Pourtant, le travail craque de toutes parts. Que ce soit dans l'industrie, les services ou les trois fonctions publiques, les clignotants sont au rouge. Premiers motifs de consultation dans les centres de pathologie professionnelle et dans les services de santé au travail, les risques psychosociaux (RPS) et les troubles musculo-squelettiques (TMS) constituent autant un problème de santé publique qu'un signe majeur de dysfonctionnement des organisations.

A La Poste, à l'hôpital, dans la police ou les organisations complexes du privé, les agents et les salariés se plaignent de ne pas pouvoir faire un travail de qualité, d'être "embolisés" par la bureaucratisation du travail. Un peu partout, les cabinets des médecins généralistes et des psys sont pris d'assaut par des salariés malades d'un travail devenu si intense qu'il envahit toute leur vie. Et si tout cela était lié ? Et si notre compétitivité médiocre, notre niveau de chômage élevé étaient corrélés au "mauvais travail", à ce qui fait souffrir tant de salariés ?

De plus en plus d'experts le pensent, de disciplines et d'horizons différents. Ergonomes et psychologues du travail bien sûr, mais aussi économistes et spécialistes des sciences de gestion et du management2 . Tous prônent un changement de paradigme, où la façon de produire des biens et des services serait au centre des préoccupations, au coeur des choix.

Les confédérations syndicales aussi, qui ont fait du travail un thème central de leurs derniers congrès, de leur action et de leur expression publique3 , ont accompli une mutation profonde.

En définitive, alors que des échéances électorales majeures se profilent, il n'y a guère que les politiques pour se tenir à distance du travail. Il y a des exceptions qui confirment cette règle, heureusement, mais cela reste largement minoritaire, à droite comme à gauche.

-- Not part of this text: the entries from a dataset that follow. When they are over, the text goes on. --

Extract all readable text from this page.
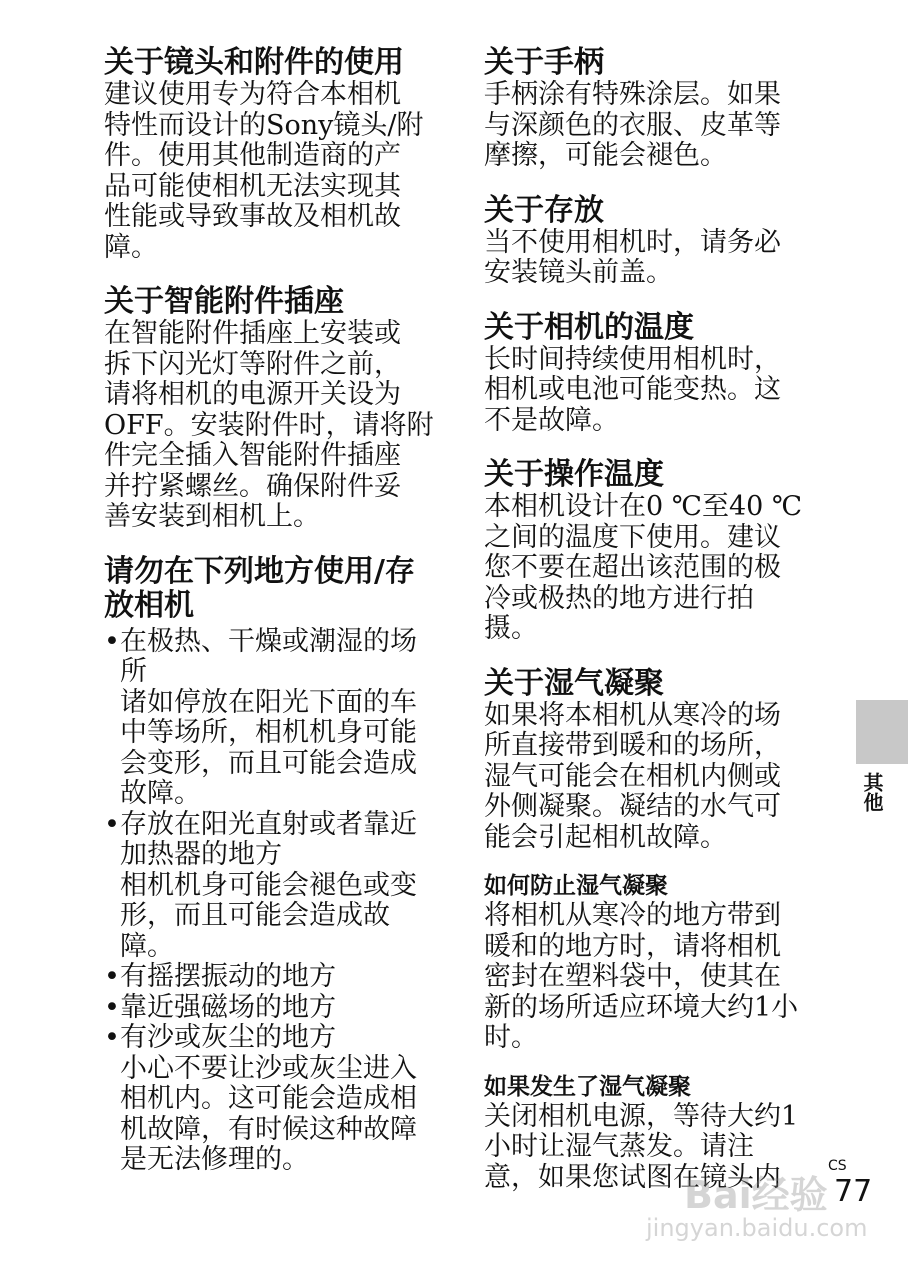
关于镜头和附件的使用

建议使用专为符合本相机

特性而设计的Sony镜头/附

件。使用其他制造商的产

品可能使相机无法实现其

性能或导致事故及相机故

障。

关于智能附件插座

在智能附件插座上安装或

拆下闪光灯等附件之前，

请将相机的电源开关设为

OFF。安装附件时，请将附

件完全插入智能附件插座

并拧紧螺丝。确保附件妥

善安装到相机上。

请勿在下列地方使用/存
放相机
• 在极热、干燥或潮湿的场

所

诸如停放在阳光下面的车

中等场所，相机机身可能

会变形，而且可能会造成

故障。

• 存放在阳光直射或者靠近

加热器的地方

相机机身可能会褪色或变

形，而且可能会造成故

障。

• 有摇摆振动的地方

• 靠近强磁场的地方

• 有沙或灰尘的地方

小心不要让沙或灰尘进入

相机内。这可能会造成相

机故障，有时候这种故障

是无法修理的。

关于手柄

手柄涂有特殊涂层。如果

与深颜色的衣服、皮革等

摩擦，可能会褪色。

关于存放

当不使用相机时，请务必

安装镜头前盖。

关于相机的温度

长时间持续使用相机时，

相机或电池可能变热。这

不是故障。

关于操作温度

本相机设计在0 ℃至40 ℃

之间的温度下使用。建议

您不要在超出该范围的极

冷或极热的地方进行拍

摄。

关于湿气凝聚

如果将本相机从寒冷的场

所直接带到暖和的场所，

湿气可能会在相机内侧或

外侧凝聚。凝结的水气可

能会引起相机故障。

如何防止湿气凝聚

将相机从寒冷的地方带到

暖和的地方时，请将相机

密封在塑料袋中，使其在

新的场所适应环境大约1小

时。

如果发生了湿气凝聚

关闭相机电源，等待大约1

小时让湿气蒸发。请注

意，如果您试图在镜头内

其他
CS
77
Bai经验
jingyan.baidu.com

Et si le véritable changement en politique consistait à débattre du travail et pas seulement de l'emploi ? Et si ce thème devenait un enjeu incontournable du prochain scrutin ? La santé au travail, la performance économique et sans doute aussi la démocratie ne peuvent qu'y gagner.

  • 1

    Voir "Le travail, invité trop discret de la campagne électorale", pages 6 à 9 de ce numéro.

  • 2

    Lire le portrait de Pierre-Yves Gomez, page 50 de ce numéro.

  • 3

    Voir l'interview d'Hervé Garnier, de la CFDT, page 58 de ce numéro.